Facebook will stop recommending users join “civic and political” groups, as it tries to reduce the number of political posts in people’s feeds.

It follows weeks of suppressing such content around the US election but will now become permanent policy around the world.

Mark Zuckerberg announced the change in a phone call with investors.

“People don’t want politics and fighting to take over,” the Facebook boss told those on the call.

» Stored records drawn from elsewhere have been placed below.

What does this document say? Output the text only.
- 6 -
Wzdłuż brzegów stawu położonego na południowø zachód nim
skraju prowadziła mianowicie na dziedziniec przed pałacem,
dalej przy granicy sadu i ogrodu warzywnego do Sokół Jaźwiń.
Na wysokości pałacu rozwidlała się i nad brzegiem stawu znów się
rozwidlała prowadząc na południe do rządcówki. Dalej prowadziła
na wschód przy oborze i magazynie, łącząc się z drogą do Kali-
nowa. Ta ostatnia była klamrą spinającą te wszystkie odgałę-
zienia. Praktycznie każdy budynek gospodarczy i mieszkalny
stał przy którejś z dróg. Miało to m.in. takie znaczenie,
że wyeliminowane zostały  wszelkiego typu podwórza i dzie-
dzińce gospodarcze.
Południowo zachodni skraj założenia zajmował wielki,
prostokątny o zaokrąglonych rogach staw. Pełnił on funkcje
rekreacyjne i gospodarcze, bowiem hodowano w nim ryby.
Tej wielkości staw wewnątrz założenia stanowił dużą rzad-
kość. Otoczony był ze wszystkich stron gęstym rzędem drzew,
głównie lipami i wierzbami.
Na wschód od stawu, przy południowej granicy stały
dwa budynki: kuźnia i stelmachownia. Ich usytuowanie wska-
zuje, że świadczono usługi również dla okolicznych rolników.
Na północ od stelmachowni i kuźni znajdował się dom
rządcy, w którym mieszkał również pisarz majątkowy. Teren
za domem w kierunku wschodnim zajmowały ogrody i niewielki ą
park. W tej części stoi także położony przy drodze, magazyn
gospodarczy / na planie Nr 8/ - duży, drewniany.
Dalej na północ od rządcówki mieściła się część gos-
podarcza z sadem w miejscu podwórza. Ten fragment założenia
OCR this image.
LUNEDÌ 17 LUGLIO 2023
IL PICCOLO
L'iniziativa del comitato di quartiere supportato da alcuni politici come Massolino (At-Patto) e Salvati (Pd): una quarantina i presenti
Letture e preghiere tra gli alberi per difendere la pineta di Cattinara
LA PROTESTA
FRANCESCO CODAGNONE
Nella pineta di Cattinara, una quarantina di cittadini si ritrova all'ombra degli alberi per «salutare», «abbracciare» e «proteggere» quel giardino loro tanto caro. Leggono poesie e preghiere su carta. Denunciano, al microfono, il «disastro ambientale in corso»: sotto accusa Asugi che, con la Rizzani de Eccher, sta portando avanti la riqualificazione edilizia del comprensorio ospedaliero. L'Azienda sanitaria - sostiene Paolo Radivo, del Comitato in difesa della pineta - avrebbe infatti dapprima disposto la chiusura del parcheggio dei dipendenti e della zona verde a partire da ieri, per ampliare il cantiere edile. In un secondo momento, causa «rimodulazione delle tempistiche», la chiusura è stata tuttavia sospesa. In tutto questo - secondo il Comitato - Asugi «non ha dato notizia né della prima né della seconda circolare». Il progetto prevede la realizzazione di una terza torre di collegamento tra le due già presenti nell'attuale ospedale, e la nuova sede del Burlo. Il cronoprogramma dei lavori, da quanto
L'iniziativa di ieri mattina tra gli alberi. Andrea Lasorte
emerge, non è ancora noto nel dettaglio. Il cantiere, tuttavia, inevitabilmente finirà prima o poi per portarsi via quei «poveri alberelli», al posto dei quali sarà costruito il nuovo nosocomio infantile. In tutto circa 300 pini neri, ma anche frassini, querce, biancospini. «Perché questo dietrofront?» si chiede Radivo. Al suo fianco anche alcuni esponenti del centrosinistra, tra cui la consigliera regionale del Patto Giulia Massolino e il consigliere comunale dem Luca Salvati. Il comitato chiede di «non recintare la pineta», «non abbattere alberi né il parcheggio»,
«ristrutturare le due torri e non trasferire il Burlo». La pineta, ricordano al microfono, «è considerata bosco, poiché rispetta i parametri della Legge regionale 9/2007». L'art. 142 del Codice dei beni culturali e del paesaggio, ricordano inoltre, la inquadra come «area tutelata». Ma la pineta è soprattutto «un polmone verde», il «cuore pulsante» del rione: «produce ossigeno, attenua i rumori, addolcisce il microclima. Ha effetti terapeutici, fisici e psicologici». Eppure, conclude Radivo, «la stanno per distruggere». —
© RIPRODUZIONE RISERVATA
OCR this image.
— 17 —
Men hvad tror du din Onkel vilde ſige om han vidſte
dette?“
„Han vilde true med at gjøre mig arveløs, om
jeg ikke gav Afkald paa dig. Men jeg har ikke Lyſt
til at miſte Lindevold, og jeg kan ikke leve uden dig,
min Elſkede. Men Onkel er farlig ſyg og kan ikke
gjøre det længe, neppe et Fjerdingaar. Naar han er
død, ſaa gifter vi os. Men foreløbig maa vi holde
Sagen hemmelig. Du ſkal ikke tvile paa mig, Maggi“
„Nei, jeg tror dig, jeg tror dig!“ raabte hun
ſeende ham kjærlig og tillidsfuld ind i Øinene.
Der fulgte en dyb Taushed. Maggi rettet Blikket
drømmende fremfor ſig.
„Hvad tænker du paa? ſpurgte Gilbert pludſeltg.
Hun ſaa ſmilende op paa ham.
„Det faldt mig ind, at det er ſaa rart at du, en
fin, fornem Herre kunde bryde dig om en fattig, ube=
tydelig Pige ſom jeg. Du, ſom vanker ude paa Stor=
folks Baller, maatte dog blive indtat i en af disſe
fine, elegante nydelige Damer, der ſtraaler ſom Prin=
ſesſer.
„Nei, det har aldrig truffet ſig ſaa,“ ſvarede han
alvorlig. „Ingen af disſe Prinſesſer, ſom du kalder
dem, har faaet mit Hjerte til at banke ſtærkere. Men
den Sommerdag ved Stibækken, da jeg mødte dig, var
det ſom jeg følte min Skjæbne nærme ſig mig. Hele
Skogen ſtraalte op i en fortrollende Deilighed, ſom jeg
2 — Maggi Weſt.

It remains unclear what “civic groups” covers, and how the change could affect grassroots campaigning.

A Facebook spokesperson said the company was “still fine tuning” the policy and how it would work in the UK.

The decision follows months of pressure over the spread of misinformation on Facebook.

And Mr Zuckerberg said it wanted “to make sure the communities people connect with are healthy and positive”.

“There are also a lot of groups that we may not want to encourage people to join, even if they don’t violate our policies,” he said.

“Now, we plan to keep civic and political groups out of recommendations for the long term.”

This was “a continuation of work we’ve been doing for a while to turn down the temperature and discourage divisive conversations and communities”, Mr Zuckerberg said.

Facebook groups are often used for legitimate community organising and grassroots campaigns, however, something Mr Zuckerberg “want[s] to be able to keep happening”.

“But one of the top pieces of feedback we’re hearing from our community right now is that people don’t want politics and fighting to take over their experience on our services,” he added.